Hasil penelitian ini memperlihatkan bahwa kecerdasan buatan memiliki potensi untuk membantu pembelajaran, selama diterapkan dengan benar dan tidak mengambil alih fungsi pemikiran manusia.
Studi ini masih dalam tahap pra-tinjau sejawat (pre-review), tetapi penulis utama Nataliya Kosmyna memilih untuk merilisnya lebih awal karena khawatir dampaknya terhadap anak-anak yang kini mulai menggunakan AI untuk tugas sekolah.
Dia menegaskan otak yang sedang berkembang adalah kelompok paling rentan terhadap dampak negatif penggunaan AI secara berlebihan.
“Alasan yang mendorong saya untuk merilisnya saat ini, sebelum proses peninjauan selesai, adalah ketakutan bahwa dalam beberapa bulan mendatang bisa ada kebijakan serupa dengan Chat GPT untuk tingkat pendidikan dasar. Hal itu sungguh sangat berbahaya,” jelas Kosmyna.
Psikiater anak dan remaja Dr. Zishan Khan turut menegaskan hal ini. Menurutnya, ketergantungan pada AI bisa mengganggu proses perkembangan kognitif, melemahkan kemampuan untuk mengakses informasi, mengingat fakta, hingga menurunkan ketahanan mental.
Menariknya, pada saat paparan ini diterbitkan, banyak pengguna media sosial segera memanfaatkan Big Language Models (BLM) seperti ChatGTP untuk merangkum dan menyebarluaskan konten dari laporannya.
Namun, Kosmyna menyatakan telah mempersiapkan diri terhadap kemungkinan tersebut dan dengan sengaja meletakkan beberapa jebakan di dalam makalahnya, termasuk petunjuk khusus bagi kecerdasan buatan agar hanya fokus pada sebagian konten tertentu saja.

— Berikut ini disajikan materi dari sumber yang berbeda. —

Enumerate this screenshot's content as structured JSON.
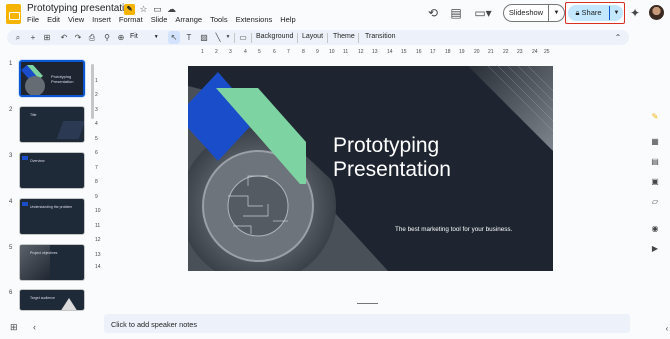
{
  "app": {
    "title": "Prototyping presentation",
    "menu": [
      "File",
      "Edit",
      "View",
      "Insert",
      "Format",
      "Slide",
      "Arrange",
      "Tools",
      "Extensions",
      "Help"
    ]
  },
  "header": {
    "slideshow_label": "Slideshow",
    "share_label": "Share"
  },
  "toolbar": {
    "zoom_label": "Fit",
    "background_label": "Background",
    "layout_label": "Layout",
    "theme_label": "Theme",
    "transition_label": "Transition"
  },
  "filmstrip": {
    "slides": [
      {
        "num": "1",
        "text": "Prototyping Presentation"
      },
      {
        "num": "2",
        "text": "Title"
      },
      {
        "num": "3",
        "text": "Overview"
      },
      {
        "num": "4",
        "text": "Understanding the problem"
      },
      {
        "num": "5",
        "text": "Project objectives"
      },
      {
        "num": "6",
        "text": "Target audience"
      }
    ]
  },
  "ruler": {
    "horizontal": [
      "1",
      "2",
      "3",
      "4",
      "5",
      "6",
      "7",
      "8",
      "9",
      "10",
      "11",
      "12",
      "13",
      "14",
      "15",
      "16",
      "17",
      "18",
      "19",
      "20",
      "21",
      "22",
      "23",
      "24",
      "25"
    ],
    "vertical": [
      "1",
      "2",
      "3",
      "4",
      "5",
      "6",
      "7",
      "8",
      "9",
      "10",
      "11",
      "12",
      "13",
      "14"
    ]
  },
  "slide": {
    "title": "Prototyping\nPresentation",
    "subtitle": "The best marketing tool for your business."
  },
  "notes": {
    "placeholder": "Click to add speaker notes"
  },
  "colors": {
    "accent_blue": "#1a4dc9",
    "accent_green": "#7ed3a2",
    "slide_bg": "#1e2530",
    "share_bg": "#c2e7ff",
    "highlight_red": "#d93025"
  }
}
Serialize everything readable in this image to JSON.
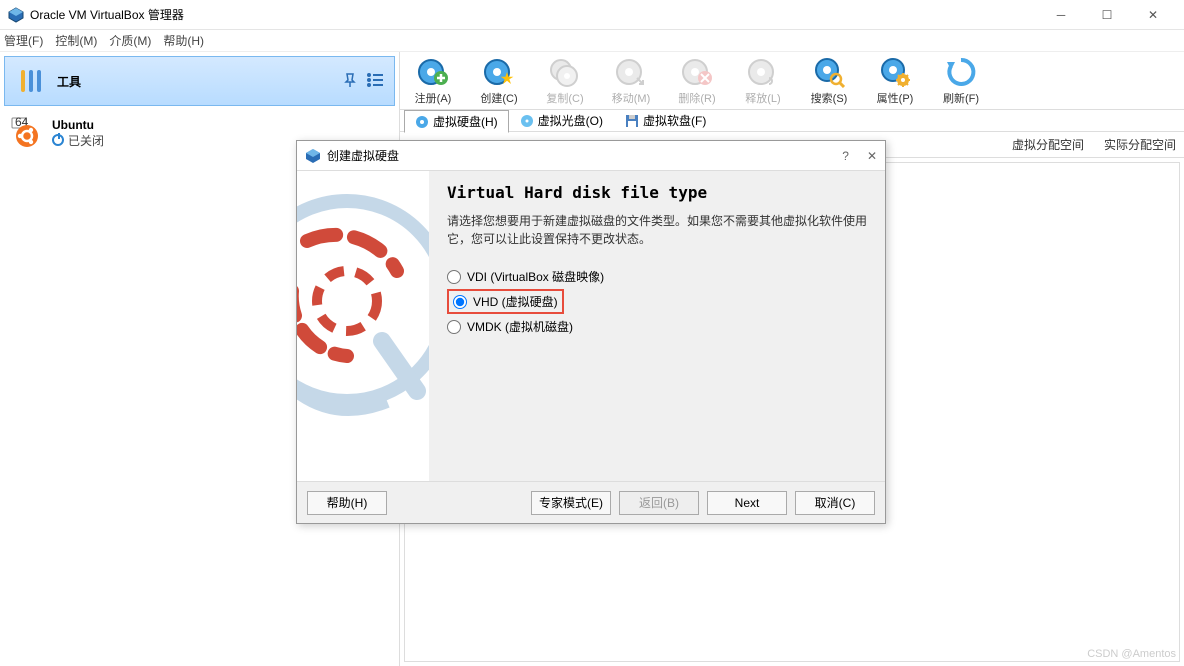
{
  "window": {
    "title": "Oracle VM VirtualBox 管理器"
  },
  "menu": {
    "file": "管理(F)",
    "ctrl": "控制(M)",
    "media": "介质(M)",
    "help": "帮助(H)"
  },
  "sidebar": {
    "tools_label": "工具",
    "vm": {
      "name": "Ubuntu",
      "status": "已关闭",
      "badge": "64"
    }
  },
  "toolbar": {
    "register": "注册(A)",
    "create": "创建(C)",
    "copy": "复制(C)",
    "move": "移动(M)",
    "delete": "删除(R)",
    "release": "释放(L)",
    "search": "搜索(S)",
    "props": "属性(P)",
    "refresh": "刷新(F)"
  },
  "filtertabs": {
    "hdd": "虚拟硬盘(H)",
    "optical": "虚拟光盘(O)",
    "floppy": "虚拟软盘(F)"
  },
  "table": {
    "col1": "虚拟分配空间",
    "col2": "实际分配空间"
  },
  "dialog": {
    "title": "创建虚拟硬盘",
    "heading": "Virtual Hard disk file type",
    "desc": "请选择您想要用于新建虚拟磁盘的文件类型。如果您不需要其他虚拟化软件使用它，您可以让此设置保持不更改状态。",
    "opt_vdi": "VDI (VirtualBox 磁盘映像)",
    "opt_vhd": "VHD (虚拟硬盘)",
    "opt_vmdk": "VMDK (虚拟机磁盘)",
    "btn_help": "帮助(H)",
    "btn_expert": "专家模式(E)",
    "btn_back": "返回(B)",
    "btn_next": "Next",
    "btn_cancel": "取消(C)"
  },
  "watermark": "CSDN @Amentos"
}
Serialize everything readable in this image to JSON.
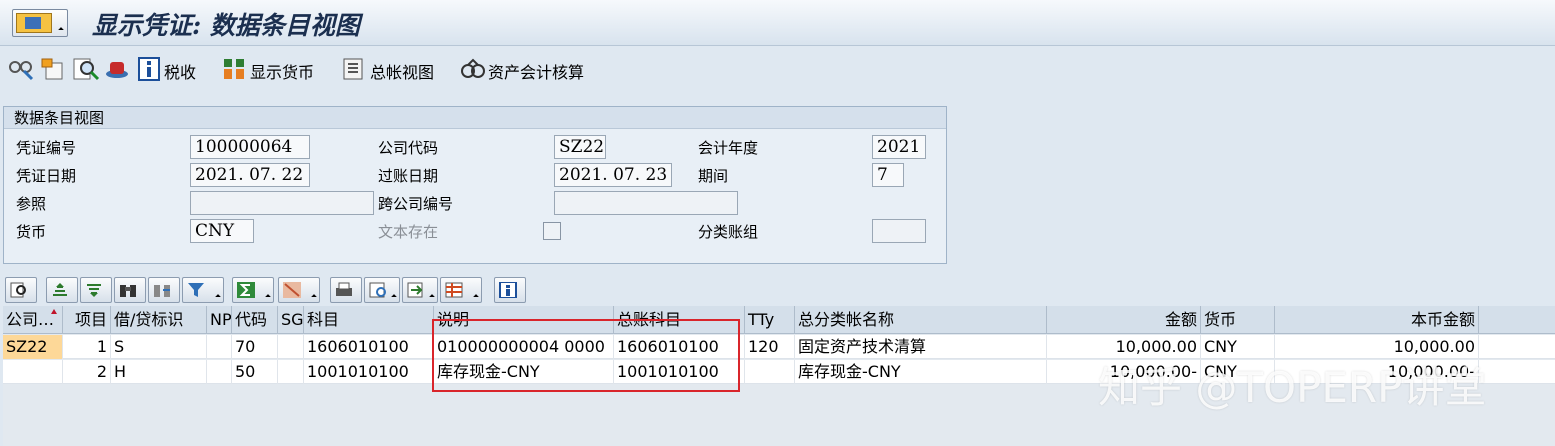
{
  "window": {
    "title": "显示凭证: 数据条目视图"
  },
  "app_toolbar": {
    "items": [
      {
        "icon": "glasses-icon"
      },
      {
        "icon": "document-change-icon"
      },
      {
        "icon": "document-search-icon"
      },
      {
        "icon": "hat-icon"
      },
      {
        "icon": "info-icon",
        "label": "税收"
      },
      {
        "icon": "currency-icon",
        "label": "显示货币"
      },
      {
        "icon": "ledger-icon",
        "label": "总帐视图"
      },
      {
        "icon": "asset-icon",
        "label": "资产会计核算"
      }
    ]
  },
  "header": {
    "group_title": "数据条目视图",
    "doc_number": {
      "label": "凭证编号",
      "value": "100000064"
    },
    "company_code": {
      "label": "公司代码",
      "value": "SZ22"
    },
    "fiscal_year": {
      "label": "会计年度",
      "value": "2021"
    },
    "doc_date": {
      "label": "凭证日期",
      "value": "2021. 07. 22"
    },
    "posting_date": {
      "label": "过账日期",
      "value": "2021. 07. 23"
    },
    "period": {
      "label": "期间",
      "value": "7"
    },
    "reference": {
      "label": "参照",
      "value": ""
    },
    "cross_company": {
      "label": "跨公司编号",
      "value": ""
    },
    "currency": {
      "label": "货币",
      "value": "CNY"
    },
    "text_exists": {
      "label": "文本存在",
      "checked": false
    },
    "ledger_group": {
      "label": "分类账组",
      "value": ""
    }
  },
  "table": {
    "columns": [
      "公司…",
      "项目",
      "借/贷标识",
      "NP",
      "代码",
      "SG",
      "科目",
      "说明",
      "总账科目",
      "TTy",
      "总分类帐名称",
      "金额",
      "货币",
      "本币金额"
    ],
    "rows": [
      [
        "SZ22",
        "1",
        "S",
        "",
        "70",
        "",
        "1606010100",
        "010000000004 0000",
        "1606010100",
        "120",
        "固定资产技术清算",
        "10,000.00",
        "CNY",
        "10,000.00"
      ],
      [
        "",
        "2",
        "H",
        "",
        "50",
        "",
        "1001010100",
        "库存现金-CNY",
        "1001010100",
        "",
        "库存现金-CNY",
        "10,000.00-",
        "CNY",
        "10,000.00-"
      ]
    ]
  },
  "watermark": "知乎 @TOPERP讲堂",
  "colors": {
    "highlight": "#d9252b",
    "key_cell": "#fdd898"
  }
}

Akhirnya, berbagai rangkuman tentang kecerobohan AI sering kali salah, termasuk klaim bahwa penelitian ini mempergunakan GPT-40, meskipun tak ada rincian spesifik mengenai versi ChatGPT itu di laporannya. Saat ini, Kosmyna serta timnya sedang fokus pada riset lebih jauh soal akibat dari penerapan teknologi AI dalam sektor coding atau pemrograman.
Awalnya, menurut pendapatnya, hasil tersebut malah semakin membuat cemas. Apabila perusahaan mengganti programmer pemula dengan kecerdasan buatan (AI), mungkin akan terjadi peningkatan dalam hal efisiensi, namun risikonya adalah kemampuan untuk berpikir secara kritis serta kreativitas pegawai lain dapat merosot.
Penelitian-penelitian tentang efek kecerdasan buatan masih relatif baru. Penelitian yang dilakukan Harvard bulan Mei kemarin mencatat bahwa AI bisa meningkatkan produktivitas, namun di sisi lain turut mengurangi semangat kerja.
Meskipun demikian, MIT pernah mengundurkan diri dari kontribusi terhadap makalah lain yang menyatakan bahwa kecerdasan buatan bisa meningkatkan produktivitas tenaga kerja dengan signifikan.
Sampai saat ini, OpenAI belum menanggapi temuan dari penelitian tersebut. Sebelumnya, perusahaan ini bekerja sama dengan Wharton telah menerbitkan petunjuk bagi guru-guru tentang cara mengoptimalkan penggunaan AI dalam dunia pendidikan.